At the same time I'm more comfortable now with my body than I ever have been. I'm really trying to enjoy the body I have right now because I know I'm not going to have it forever. I hope that when I don't I'll enjoy that too or it won't matter so much to me. Sure I'm not as tall as other women, I'm practically flat-chested, and my hair isn't the most beautiful color, and my skin isn't perfect, but I think I'm pretty enough. I don't think most of the women in the media look like that in real life either. If someone followed me around with photoshop and an airbrush (and could alter reality with those tools) I'd look great all the time too!
I have no idea what can be done.
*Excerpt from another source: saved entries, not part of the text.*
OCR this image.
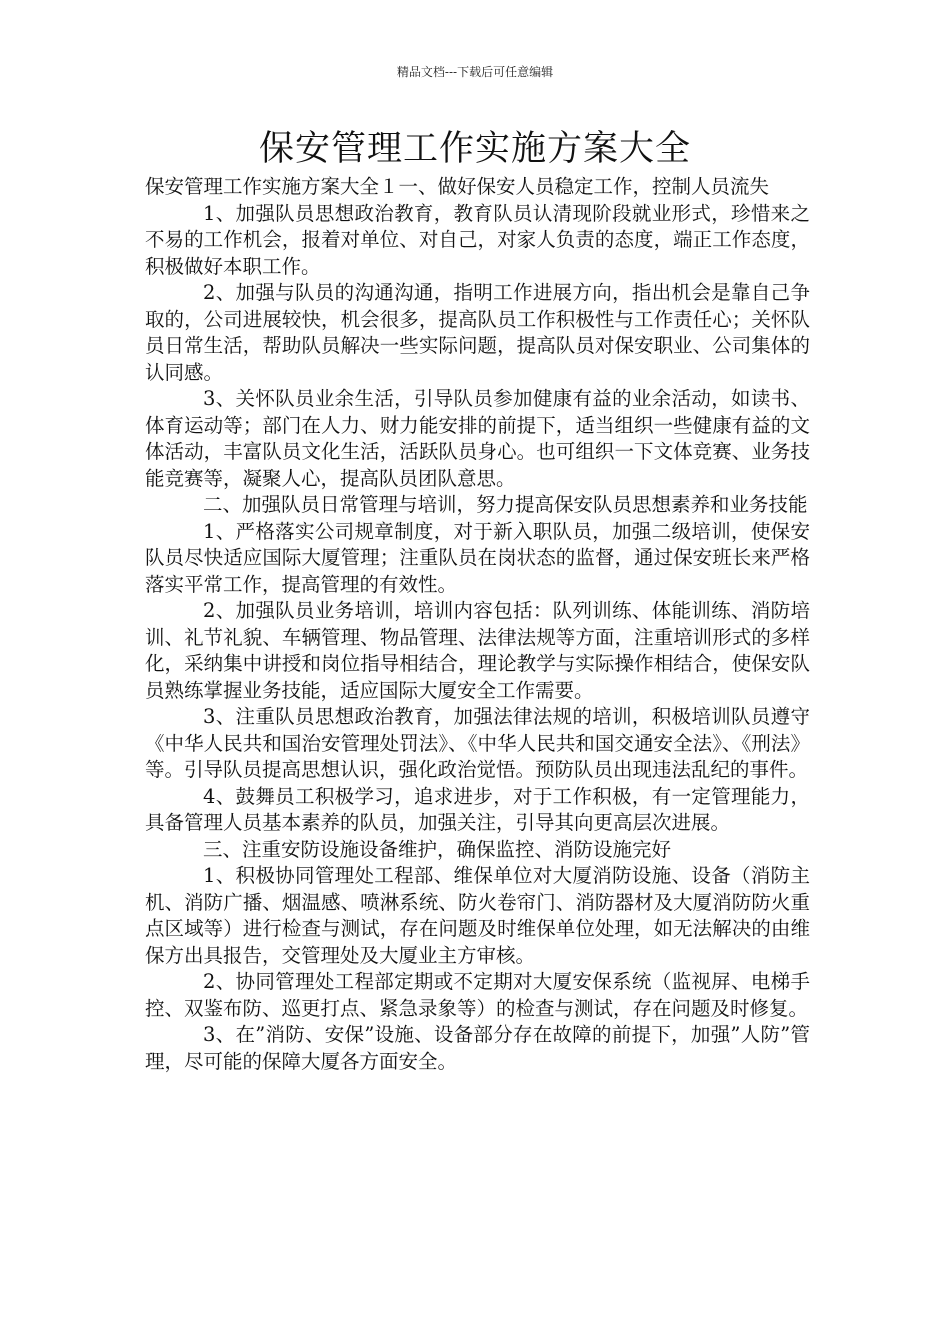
精品文档---下载后可任意编辑
保安管理工作实施方案大全

保安管理工作实施方案大全１一、做好保安人员稳定工作，控制人员流失

1、加强队员思想政治教育，教育队员认清现阶段就业形式，珍惜来之不易的工作机会，报着对单位、对自己，对家人负责的态度，端正工作态度，积极做好本职工作。

2、加强与队员的沟通沟通，指明工作进展方向，指出机会是靠自己争取的，公司进展较快，机会很多，提高队员工作积极性与工作责任心；关怀队员日常生活，帮助队员解决一些实际问题，提高队员对保安职业、公司集体的认同感。

3、关怀队员业余生活，引导队员参加健康有益的业余活动，如读书、体育运动等；部门在人力、财力能安排的前提下，适当组织一些健康有益的文体活动，丰富队员文化生活，活跃队员身心。也可组织一下文体竞赛、业务技能竞赛等，凝聚人心，提高队员团队意思。

二、加强队员日常管理与培训，努力提高保安队员思想素养和业务技能

1、严格落实公司规章制度，对于新入职队员，加强二级培训，使保安队员尽快适应国际大厦管理；注重队员在岗状态的监督，通过保安班长来严格落实平常工作，提高管理的有效性。

2、加强队员业务培训，培训内容包括：队列训练、体能训练、消防培训、礼节礼貌、车辆管理、物品管理、法律法规等方面，注重培训形式的多样化，采纳集中讲授和岗位指导相结合，理论教学与实际操作相结合，使保安队员熟练掌握业务技能，适应国际大厦安全工作需要。

3、注重队员思想政治教育，加强法律法规的培训，积极培训队员遵守《中华人民共和国治安管理处罚法》、《中华人民共和国交通安全法》、《刑法》等。引导队员提高思想认识，强化政治觉悟。预防队员出现违法乱纪的事件。

4、鼓舞员工积极学习，追求进步，对于工作积极，有一定管理能力，具备管理人员基本素养的队员，加强关注，引导其向更高层次进展。

三、注重安防设施设备维护，确保监控、消防设施完好

1、积极协同管理处工程部、维保单位对大厦消防设施、设备（消防主机、消防广播、烟温感、喷淋系统、防火卷帘门、消防器材及大厦消防防火重点区域等）进行检查与测试，存在问题及时维保单位处理，如无法解决的由维保方出具报告，交管理处及大厦业主方审核。

2、协同管理处工程部定期或不定期对大厦安保系统（监视屏、电梯手控、双鉴布防、巡更打点、紧急录象等）的检查与测试，存在问题及时修复。

3、在”消防、安保”设施、设备部分存在故障的前提下，加强”人防”管理，尽可能的保障大厦各方面安全。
We could start buy not buying all these products, shutting down all the plastic surgeons, ignoring the hollywood culture, and shunning the fashion industry. BUT, this is America, we like this stuff and it isn't going to happen. Perhaps healthy ideas about ourselves should start in the home. Parents should teach kids about proper diet and exercise, tolerance of others and their differences, and acceptance of ourselves and our own uniqueness.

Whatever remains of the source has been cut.